El tratamiento adecuado de las aguas residuales no solo es una exigencia legal o una responsabilidad para cumplir con el cuidado del medio ambiente, sino también es una inversión muy estratégica que puede generar muchos beneficios a nivel financiero, reputacional tanto para las empresas o comunidades.
Aunque la instalación de una planta de tratamiento de aguas residuales (PTAR) necesita de una inversión inicial, los beneficios que ofrece tanto a mediano como a largo plazo la convierten en una decisión inteligente y muy sostenible.
Instalar una planta de tratamiento de aguas residuales tiene muchos beneficios como el gran ahorro que se genera con la posibilidad de reutilizar el agua tratada, la cual puede utilizarse en muchas aplicaciones no potables, es decir, para riego, limpieza de espacios comunes o para descargas de inodoros. Al momento de reducir el uso de agua potable se logran disminuir gastos mensuales, lo que es un gran ahorro en instalaciones donde se utiliza alto consumo de agua.

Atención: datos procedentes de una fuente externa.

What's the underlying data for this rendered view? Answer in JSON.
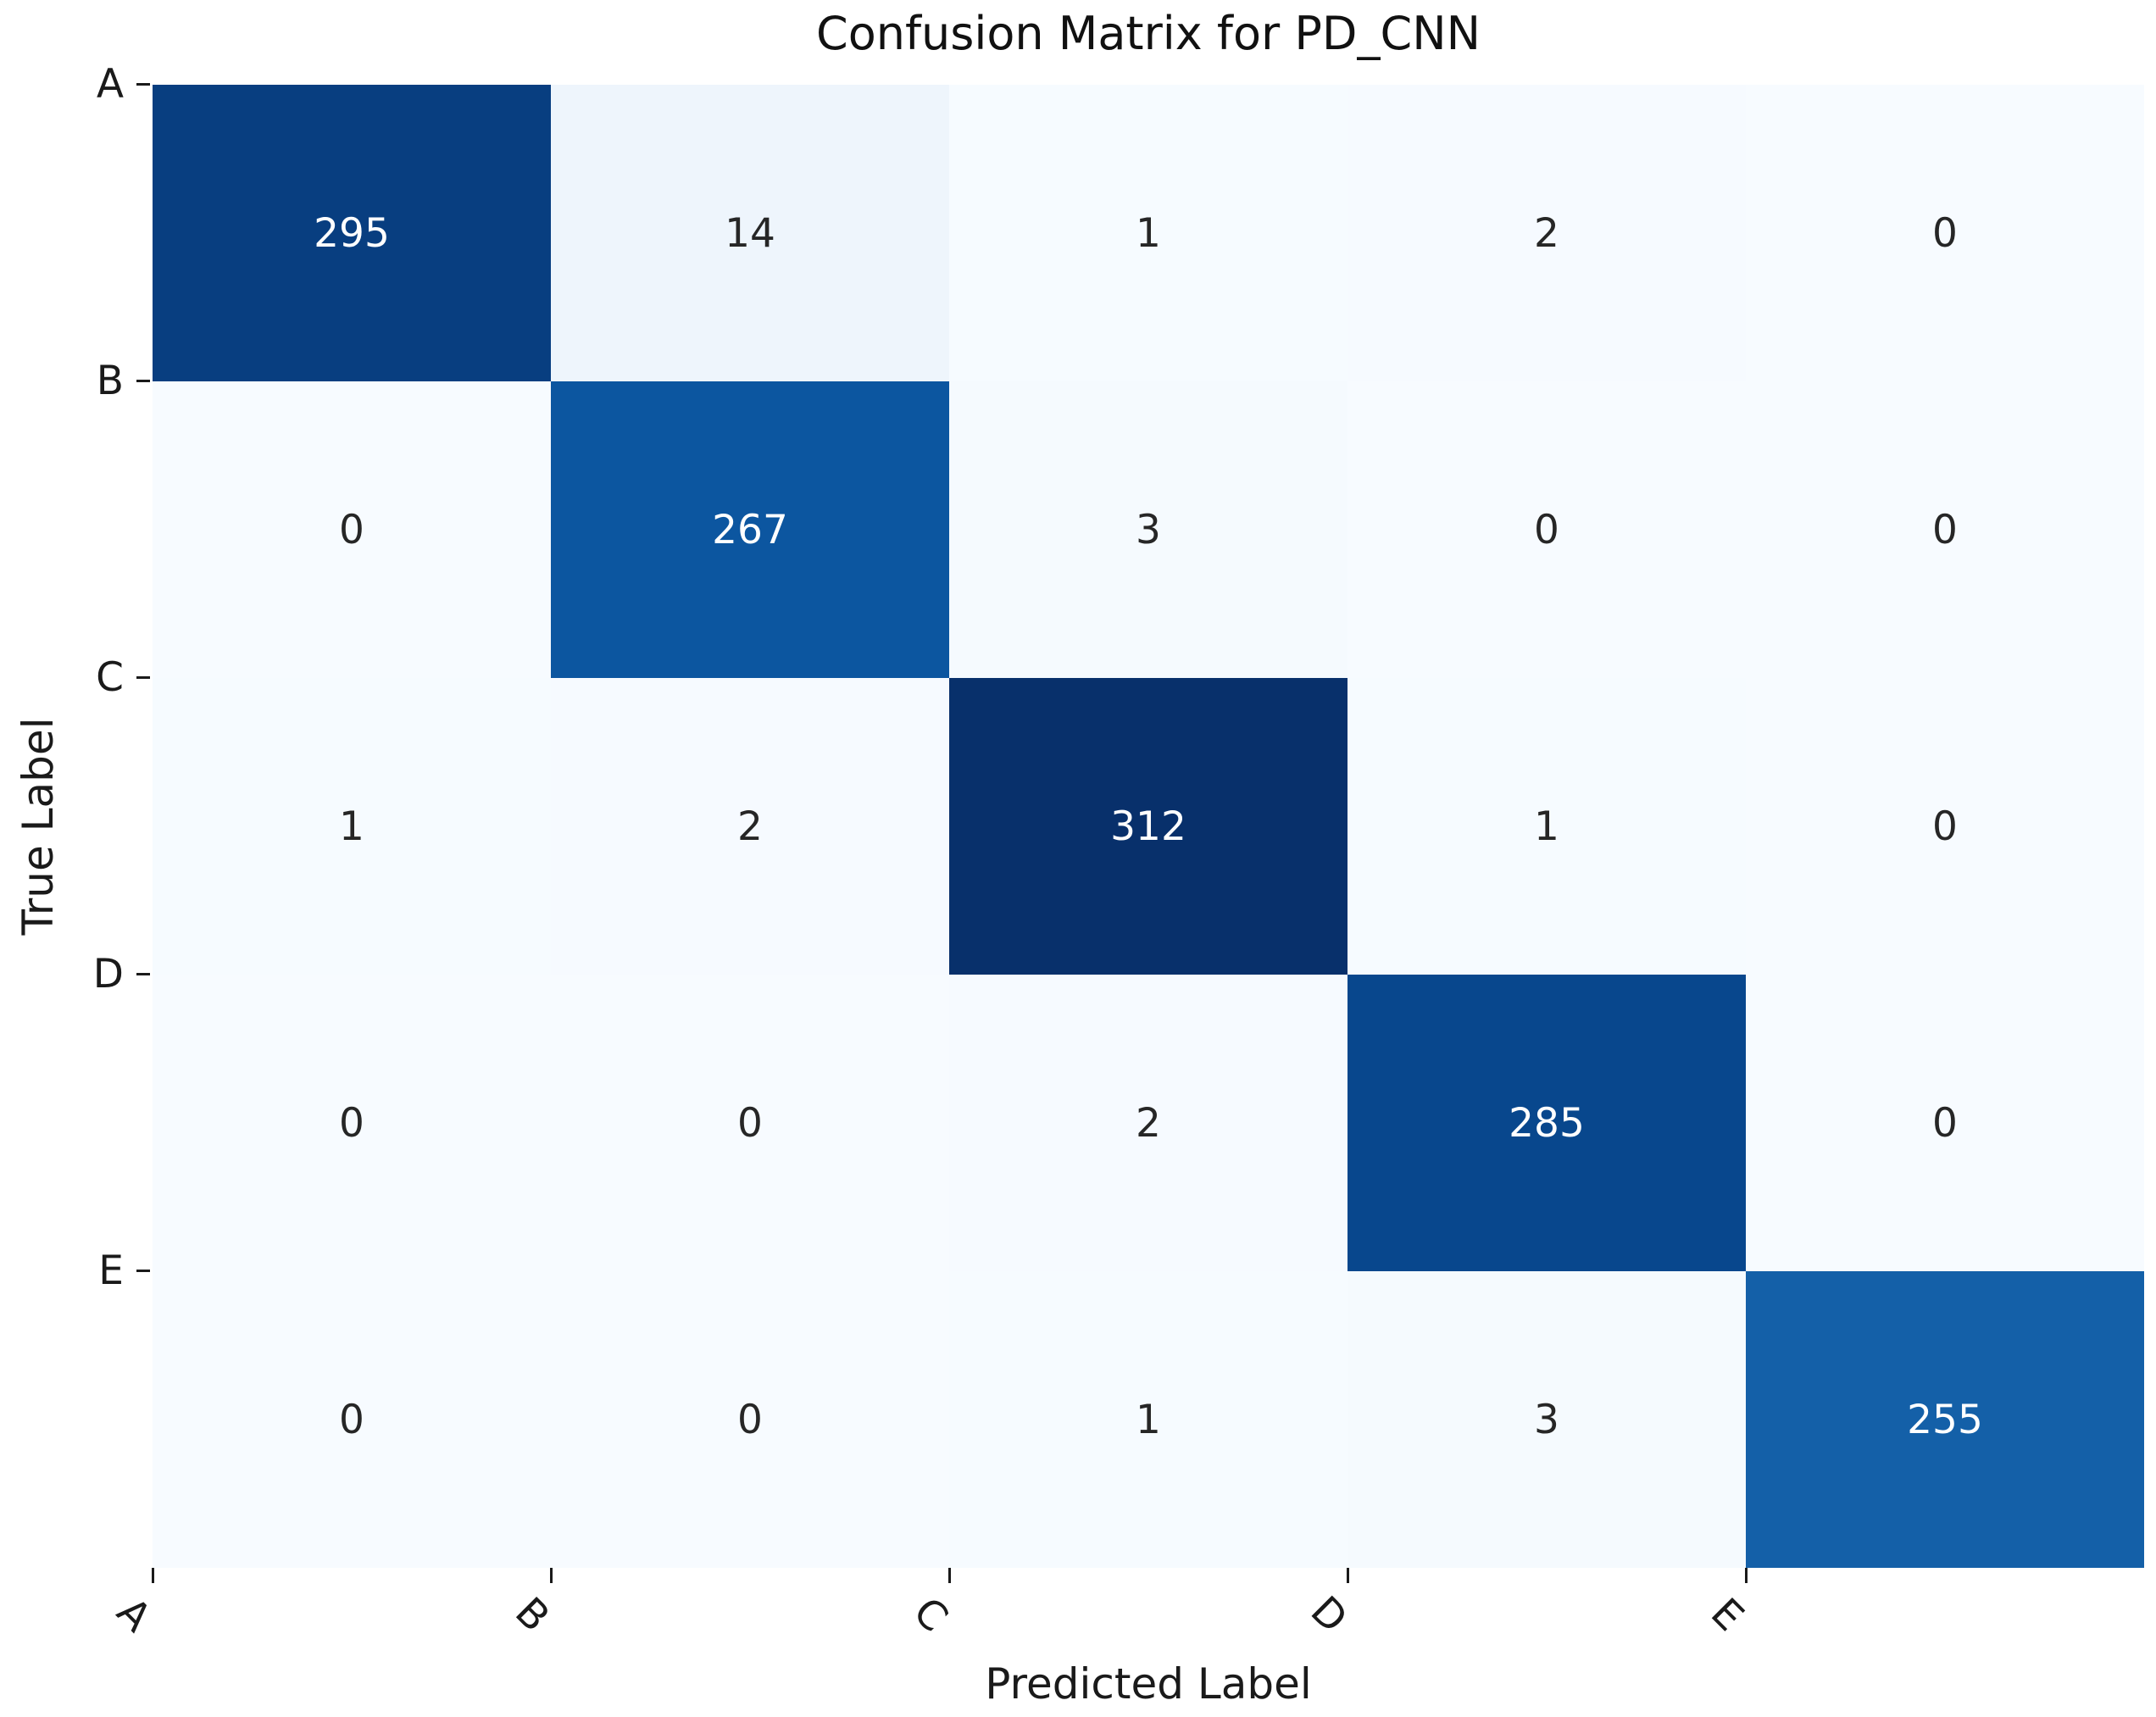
{
  "figure": {
    "background_color": "#ffffff"
  },
  "chart_data": {
    "type": "heatmap",
    "title": "Confusion Matrix for PD_CNN",
    "xlabel": "Predicted Label",
    "ylabel": "True Label",
    "x_tick_labels": [
      "A",
      "B",
      "C",
      "D",
      "E"
    ],
    "y_tick_labels": [
      "A",
      "B",
      "C",
      "D",
      "E"
    ],
    "matrix": [
      [
        295,
        14,
        1,
        2,
        0
      ],
      [
        0,
        267,
        3,
        0,
        0
      ],
      [
        1,
        2,
        312,
        1,
        0
      ],
      [
        0,
        0,
        2,
        285,
        0
      ],
      [
        0,
        0,
        1,
        3,
        255
      ]
    ],
    "vmin": 0,
    "vmax": 312,
    "colormap": "Blues",
    "colormap_stops": [
      {
        "pos": 0.0,
        "color": "#f7fbff"
      },
      {
        "pos": 0.125,
        "color": "#deebf7"
      },
      {
        "pos": 0.25,
        "color": "#c6dbef"
      },
      {
        "pos": 0.375,
        "color": "#9ecae1"
      },
      {
        "pos": 0.5,
        "color": "#6baed6"
      },
      {
        "pos": 0.625,
        "color": "#4292c6"
      },
      {
        "pos": 0.75,
        "color": "#2171b5"
      },
      {
        "pos": 0.875,
        "color": "#08519c"
      },
      {
        "pos": 1.0,
        "color": "#08306b"
      }
    ],
    "annotation_text_color_on_dark": "#ffffff",
    "annotation_text_color_on_light": "#262626",
    "x_tick_rotation_deg": 45,
    "colorbar": "none",
    "grid": false
  }
}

Además de esto, darle un tratamiento previo a las aguas residuales permite cumplir con la normativa ambiental, esto es muy esencial, ya que de esta forma evitaras sanciones económicas, suspensiones de operaciones o procesos legales por daños ambientales graves. El cumplimiento de las normas ambientales reduce riesgos legales y aporta significativamente a la estabilidad operativa.
En el ámbito inmobiliario también aporta de manera significativa, puesto que al contar con una planta de tratamiento incrementa el valor de los proyectos, todas las urbanizaciones que cuentan con una infraestructura ambiental completa son mucho más atractivas para los compradores y pueden valorarse mejor en el mercado, esto da una ventaja muy competitiva tanto en la venta como en el alquiler de viviendas, oficinas o locales.
Aunque el costo inicial de instalar una PTAR puede ser elevado, nuestra experiencia demuestra que contar con una planta de tratamiento es mucho más económico que enfrentar los costos de la contaminación, la pérdida de reputación o también los conflictos legales.
La prevención siempre será la opción más rentable a la corrección, esto es algo que suele aplicarse mayormente en temas ambientales, ya que es donde las consecuencias pueden ser más complejas.